La décision, prise lors de cette réunion, s’accompagne de l’adoption d’un décret et d’un projet de loi abrogeant les textes légaux qui régissaient jusqu’ici le fonctionnement, le financement des partis politiques ainsi que le statut du chef de file de l’opposition. Émile Zerbo, ministre de l’Administration territoriale et de la Mobilité, a indiqué que cette mesure s’inscrit dans une démarche de refondation de l’État, motivée par un diagnostic détaillé du système partisan actuel, qui a révélé de sérieuses anomalies dans l’application des lois en vigueur.
Selon le gouvernement, la prolifération des partis a conduit à des dérives, accentuant les divisions et fragilisant le tissu social national. En dissolvant les partis, les autorités visent à assurer l’unité nationale, renforcer la cohérence des actions gouvernementales et introduire des réformes pour améliorer la gouvernance politique.
Le décret précise que les biens des partis dissous seront transférés à l’État. Émile Zerbo a ajouté que le projet de loi serait rapidement soumis à l’Assemblée législative de transition.

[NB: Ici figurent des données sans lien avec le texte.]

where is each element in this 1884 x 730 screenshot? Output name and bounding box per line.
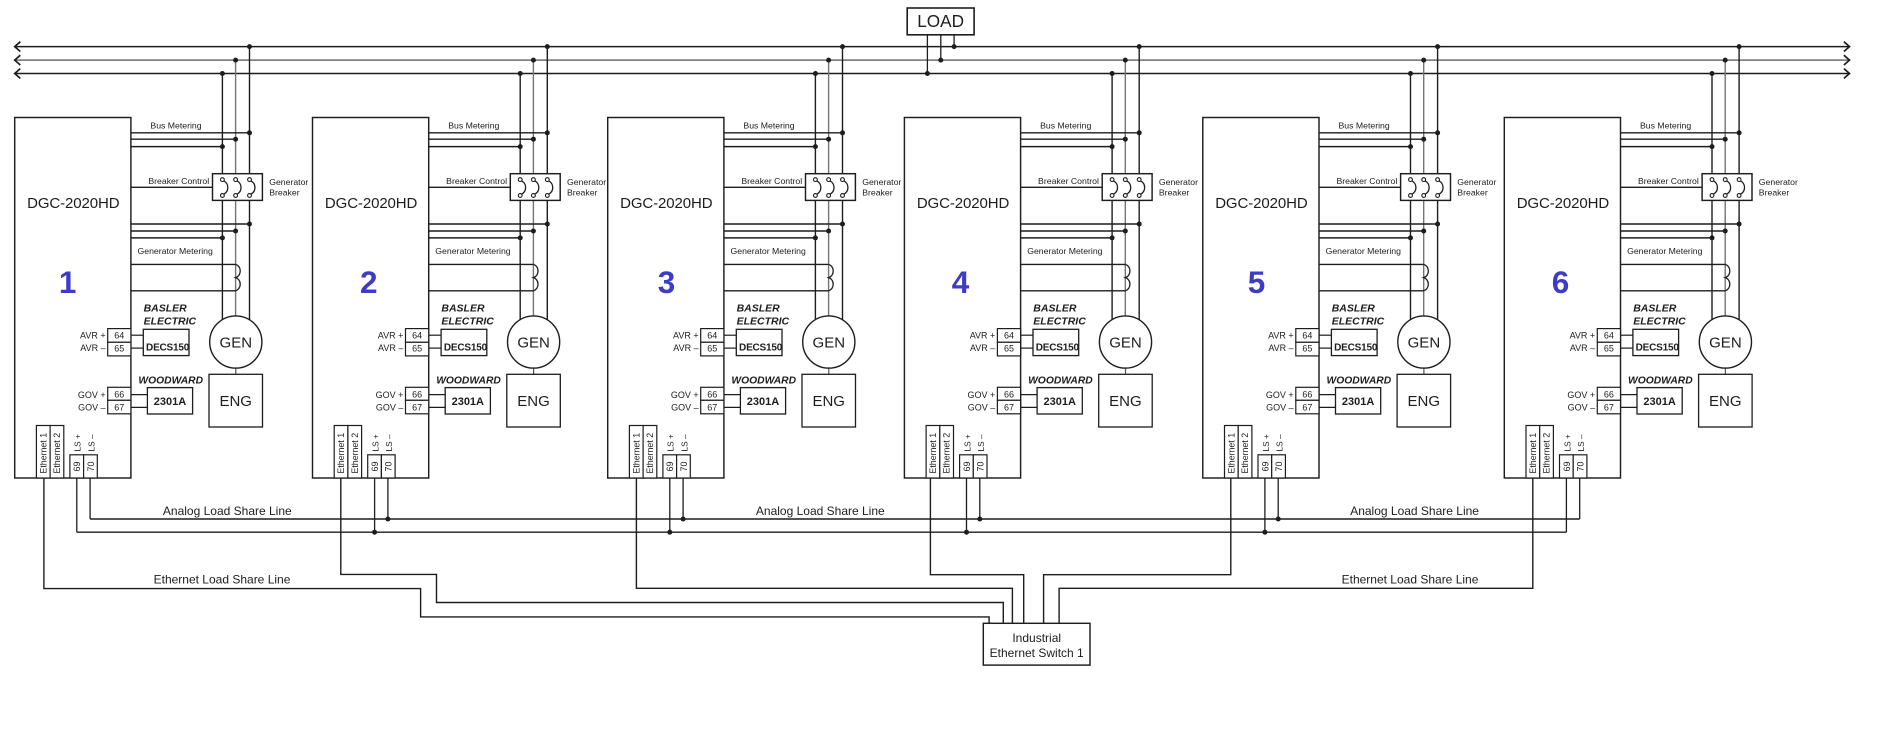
svg-text:2301A: 2301A xyxy=(1043,396,1075,408)
svg-text:LS +: LS + xyxy=(962,434,972,451)
svg-text:Breaker: Breaker xyxy=(567,187,598,197)
svg-text:GOV +: GOV + xyxy=(671,390,699,400)
svg-text:Bus Metering: Bus Metering xyxy=(743,120,794,130)
svg-text:67: 67 xyxy=(707,403,717,413)
svg-text:AVR –: AVR – xyxy=(1268,343,1293,353)
svg-text:GEN: GEN xyxy=(220,334,253,351)
svg-text:5: 5 xyxy=(1248,264,1266,300)
svg-text:Analog Load Share Line: Analog Load Share Line xyxy=(1350,504,1479,518)
svg-text:69: 69 xyxy=(72,461,82,471)
svg-text:LS –: LS – xyxy=(976,434,986,451)
svg-text:GOV +: GOV + xyxy=(376,390,404,400)
svg-text:Bus Metering: Bus Metering xyxy=(1339,120,1390,130)
svg-text:Bus Metering: Bus Metering xyxy=(150,120,201,130)
svg-text:DGC-2020HD: DGC-2020HD xyxy=(1215,195,1308,212)
svg-text:AVR +: AVR + xyxy=(970,330,996,340)
svg-text:WOODWARD: WOODWARD xyxy=(1028,376,1093,387)
svg-text:Generator: Generator xyxy=(1759,177,1798,187)
svg-text:LS +: LS + xyxy=(1562,434,1572,451)
svg-text:Generator Metering: Generator Metering xyxy=(1326,246,1401,256)
svg-text:GEN: GEN xyxy=(1109,334,1142,351)
svg-text:67: 67 xyxy=(1004,403,1014,413)
svg-text:66: 66 xyxy=(412,390,422,400)
svg-text:ENG: ENG xyxy=(1408,393,1441,410)
svg-text:2: 2 xyxy=(360,264,378,300)
svg-text:66: 66 xyxy=(1004,390,1014,400)
svg-text:2301A: 2301A xyxy=(154,396,186,408)
svg-text:LS –: LS – xyxy=(1576,434,1586,451)
svg-text:DECS150: DECS150 xyxy=(146,342,190,353)
svg-text:Generator: Generator xyxy=(567,177,606,187)
svg-text:GOV –: GOV – xyxy=(1266,403,1294,413)
svg-text:BASLER: BASLER xyxy=(1633,302,1677,314)
svg-text:ENG: ENG xyxy=(812,393,845,410)
svg-text:LS –: LS – xyxy=(384,434,394,451)
svg-text:2301A: 2301A xyxy=(1643,396,1675,408)
svg-text:64: 64 xyxy=(1004,330,1014,340)
svg-text:Generator: Generator xyxy=(1457,177,1496,187)
svg-text:Bus Metering: Bus Metering xyxy=(1040,120,1091,130)
svg-text:LS +: LS + xyxy=(666,434,676,451)
svg-text:BASLER: BASLER xyxy=(737,302,781,314)
svg-text:64: 64 xyxy=(1302,330,1312,340)
svg-text:AVR –: AVR – xyxy=(673,343,698,353)
svg-text:67: 67 xyxy=(1302,403,1312,413)
svg-text:AVR –: AVR – xyxy=(1570,343,1595,353)
svg-text:66: 66 xyxy=(114,390,124,400)
svg-text:Breaker Control: Breaker Control xyxy=(446,176,507,186)
svg-text:GEN: GEN xyxy=(1408,334,1441,351)
svg-text:64: 64 xyxy=(114,330,124,340)
svg-text:DGC-2020HD: DGC-2020HD xyxy=(27,195,120,212)
svg-text:Ethernet 1: Ethernet 1 xyxy=(336,433,346,474)
svg-text:Ethernet 2: Ethernet 2 xyxy=(52,433,62,474)
svg-text:ENG: ENG xyxy=(1709,393,1742,410)
svg-text:65: 65 xyxy=(114,343,124,353)
svg-text:GOV +: GOV + xyxy=(968,390,996,400)
svg-text:DECS150: DECS150 xyxy=(739,342,783,353)
svg-text:Ethernet 2: Ethernet 2 xyxy=(1240,433,1250,474)
svg-text:64: 64 xyxy=(707,330,717,340)
svg-text:65: 65 xyxy=(1604,343,1614,353)
svg-text:BASLER: BASLER xyxy=(1332,302,1376,314)
svg-text:ELECTRIC: ELECTRIC xyxy=(144,315,197,327)
svg-text:BASLER: BASLER xyxy=(441,302,485,314)
svg-text:GOV –: GOV – xyxy=(1568,403,1596,413)
svg-text:70: 70 xyxy=(1274,461,1284,471)
svg-text:ELECTRIC: ELECTRIC xyxy=(1332,315,1385,327)
svg-text:GOV +: GOV + xyxy=(1567,390,1595,400)
svg-text:Breaker: Breaker xyxy=(1159,187,1190,197)
svg-text:Ethernet Switch 1: Ethernet Switch 1 xyxy=(990,646,1084,660)
svg-text:65: 65 xyxy=(707,343,717,353)
svg-text:64: 64 xyxy=(1604,330,1614,340)
svg-text:66: 66 xyxy=(707,390,717,400)
svg-text:Generator Metering: Generator Metering xyxy=(1027,246,1102,256)
svg-text:Bus Metering: Bus Metering xyxy=(1640,120,1691,130)
svg-text:Breaker: Breaker xyxy=(269,187,300,197)
svg-text:GOV +: GOV + xyxy=(1266,390,1294,400)
svg-text:GEN: GEN xyxy=(517,334,550,351)
svg-text:Ethernet 1: Ethernet 1 xyxy=(38,433,48,474)
svg-text:GOV –: GOV – xyxy=(671,403,699,413)
svg-text:DGC-2020HD: DGC-2020HD xyxy=(1517,195,1610,212)
svg-text:Generator Metering: Generator Metering xyxy=(1627,246,1702,256)
svg-text:GOV –: GOV – xyxy=(78,403,106,413)
svg-text:69: 69 xyxy=(1562,461,1572,471)
svg-text:69: 69 xyxy=(962,461,972,471)
svg-text:DGC-2020HD: DGC-2020HD xyxy=(620,195,713,212)
svg-text:1: 1 xyxy=(59,264,77,300)
svg-text:GEN: GEN xyxy=(813,334,846,351)
svg-text:BASLER: BASLER xyxy=(1033,302,1077,314)
svg-text:LS –: LS – xyxy=(86,434,96,451)
svg-text:DECS150: DECS150 xyxy=(444,342,488,353)
svg-text:GOV +: GOV + xyxy=(78,390,106,400)
svg-text:66: 66 xyxy=(1604,390,1614,400)
svg-text:Breaker Control: Breaker Control xyxy=(1638,176,1699,186)
svg-text:Breaker: Breaker xyxy=(1457,187,1488,197)
svg-text:2301A: 2301A xyxy=(747,396,779,408)
svg-text:Ethernet Load Share Line: Ethernet Load Share Line xyxy=(1342,573,1479,587)
svg-text:LS +: LS + xyxy=(371,434,381,451)
svg-text:Ethernet 1: Ethernet 1 xyxy=(631,433,641,474)
svg-text:2301A: 2301A xyxy=(452,396,484,408)
svg-text:AVR –: AVR – xyxy=(80,343,105,353)
svg-text:Ethernet Load Share Line: Ethernet Load Share Line xyxy=(154,573,291,587)
svg-text:Ethernet 2: Ethernet 2 xyxy=(350,433,360,474)
svg-text:WOODWARD: WOODWARD xyxy=(1628,376,1693,387)
svg-text:Analog Load Share Line: Analog Load Share Line xyxy=(756,504,885,518)
svg-text:70: 70 xyxy=(679,461,689,471)
svg-text:70: 70 xyxy=(86,461,96,471)
svg-text:67: 67 xyxy=(114,403,124,413)
svg-text:WOODWARD: WOODWARD xyxy=(1327,376,1392,387)
svg-text:4: 4 xyxy=(952,264,970,300)
svg-text:ELECTRIC: ELECTRIC xyxy=(441,315,494,327)
svg-text:70: 70 xyxy=(976,461,986,471)
svg-text:WOODWARD: WOODWARD xyxy=(731,376,796,387)
svg-text:Breaker Control: Breaker Control xyxy=(1038,176,1099,186)
svg-text:Generator: Generator xyxy=(862,177,901,187)
svg-text:AVR +: AVR + xyxy=(1570,330,1596,340)
svg-text:Ethernet 1: Ethernet 1 xyxy=(1226,433,1236,474)
svg-text:LS –: LS – xyxy=(679,434,689,451)
svg-text:LOAD: LOAD xyxy=(917,11,964,31)
svg-text:GEN: GEN xyxy=(1709,334,1742,351)
svg-text:67: 67 xyxy=(412,403,422,413)
svg-text:64: 64 xyxy=(412,330,422,340)
svg-text:LS +: LS + xyxy=(73,434,83,451)
svg-text:2301A: 2301A xyxy=(1342,396,1374,408)
svg-text:69: 69 xyxy=(665,461,675,471)
svg-text:65: 65 xyxy=(1004,343,1014,353)
svg-text:Breaker: Breaker xyxy=(1759,187,1790,197)
svg-text:70: 70 xyxy=(384,461,394,471)
svg-text:Breaker: Breaker xyxy=(862,187,893,197)
svg-text:Bus Metering: Bus Metering xyxy=(448,120,499,130)
svg-text:Ethernet 1: Ethernet 1 xyxy=(928,433,938,474)
svg-text:Industrial: Industrial xyxy=(1012,631,1061,645)
svg-text:Breaker Control: Breaker Control xyxy=(148,176,209,186)
svg-text:GOV –: GOV – xyxy=(968,403,996,413)
svg-text:DECS150: DECS150 xyxy=(1636,342,1680,353)
svg-text:WOODWARD: WOODWARD xyxy=(138,376,203,387)
svg-text:Generator Metering: Generator Metering xyxy=(138,246,213,256)
svg-text:GOV –: GOV – xyxy=(376,403,404,413)
svg-text:Analog Load Share Line: Analog Load Share Line xyxy=(163,504,292,518)
svg-text:ENG: ENG xyxy=(1109,393,1142,410)
svg-text:69: 69 xyxy=(370,461,380,471)
svg-text:Generator: Generator xyxy=(1159,177,1198,187)
svg-text:DECS150: DECS150 xyxy=(1334,342,1378,353)
svg-text:67: 67 xyxy=(1604,403,1614,413)
svg-text:66: 66 xyxy=(1302,390,1312,400)
svg-text:65: 65 xyxy=(412,343,422,353)
svg-text:Generator Metering: Generator Metering xyxy=(731,246,806,256)
svg-text:ENG: ENG xyxy=(219,393,252,410)
svg-text:LS –: LS – xyxy=(1275,434,1285,451)
svg-text:Generator Metering: Generator Metering xyxy=(435,246,510,256)
svg-text:Ethernet 1: Ethernet 1 xyxy=(1528,433,1538,474)
svg-text:3: 3 xyxy=(658,264,676,300)
svg-text:DGC-2020HD: DGC-2020HD xyxy=(325,195,418,212)
svg-text:ENG: ENG xyxy=(517,393,550,410)
svg-text:BASLER: BASLER xyxy=(144,302,188,314)
svg-text:Generator: Generator xyxy=(269,177,308,187)
svg-text:65: 65 xyxy=(1302,343,1312,353)
svg-text:AVR +: AVR + xyxy=(378,330,404,340)
svg-text:LS +: LS + xyxy=(1261,434,1271,451)
svg-text:ELECTRIC: ELECTRIC xyxy=(1033,315,1086,327)
svg-text:ELECTRIC: ELECTRIC xyxy=(1633,315,1686,327)
svg-text:Breaker Control: Breaker Control xyxy=(741,176,802,186)
svg-text:Breaker Control: Breaker Control xyxy=(1336,176,1397,186)
svg-text:WOODWARD: WOODWARD xyxy=(436,376,501,387)
svg-text:AVR –: AVR – xyxy=(970,343,995,353)
svg-text:AVR +: AVR + xyxy=(80,330,106,340)
svg-text:Ethernet 2: Ethernet 2 xyxy=(942,433,952,474)
svg-text:Ethernet 2: Ethernet 2 xyxy=(1542,433,1552,474)
svg-text:DECS150: DECS150 xyxy=(1036,342,1080,353)
svg-text:DGC-2020HD: DGC-2020HD xyxy=(917,195,1010,212)
svg-text:6: 6 xyxy=(1552,264,1570,300)
svg-text:70: 70 xyxy=(1576,461,1586,471)
svg-text:AVR +: AVR + xyxy=(673,330,699,340)
svg-text:AVR –: AVR – xyxy=(378,343,403,353)
svg-text:ELECTRIC: ELECTRIC xyxy=(737,315,790,327)
svg-text:Ethernet 2: Ethernet 2 xyxy=(645,433,655,474)
svg-text:AVR +: AVR + xyxy=(1268,330,1294,340)
svg-text:69: 69 xyxy=(1260,461,1270,471)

Cette décision marque un tournant historique pour le Burkina Faso, un pays souvent aux prises avec des défis politiques internes. La mesure suscite des réactions variées au sein de la population et chez les observateurs internationaux, certains saluant une opportunité de renouveau, d’autres redoutant une concentration excessive du pouvoir.
Avec ces changements, le Burkina Faso amorce une réorganisation fondamentale de son paysage politique, dont l’impact se mesurera dans les mois à venir.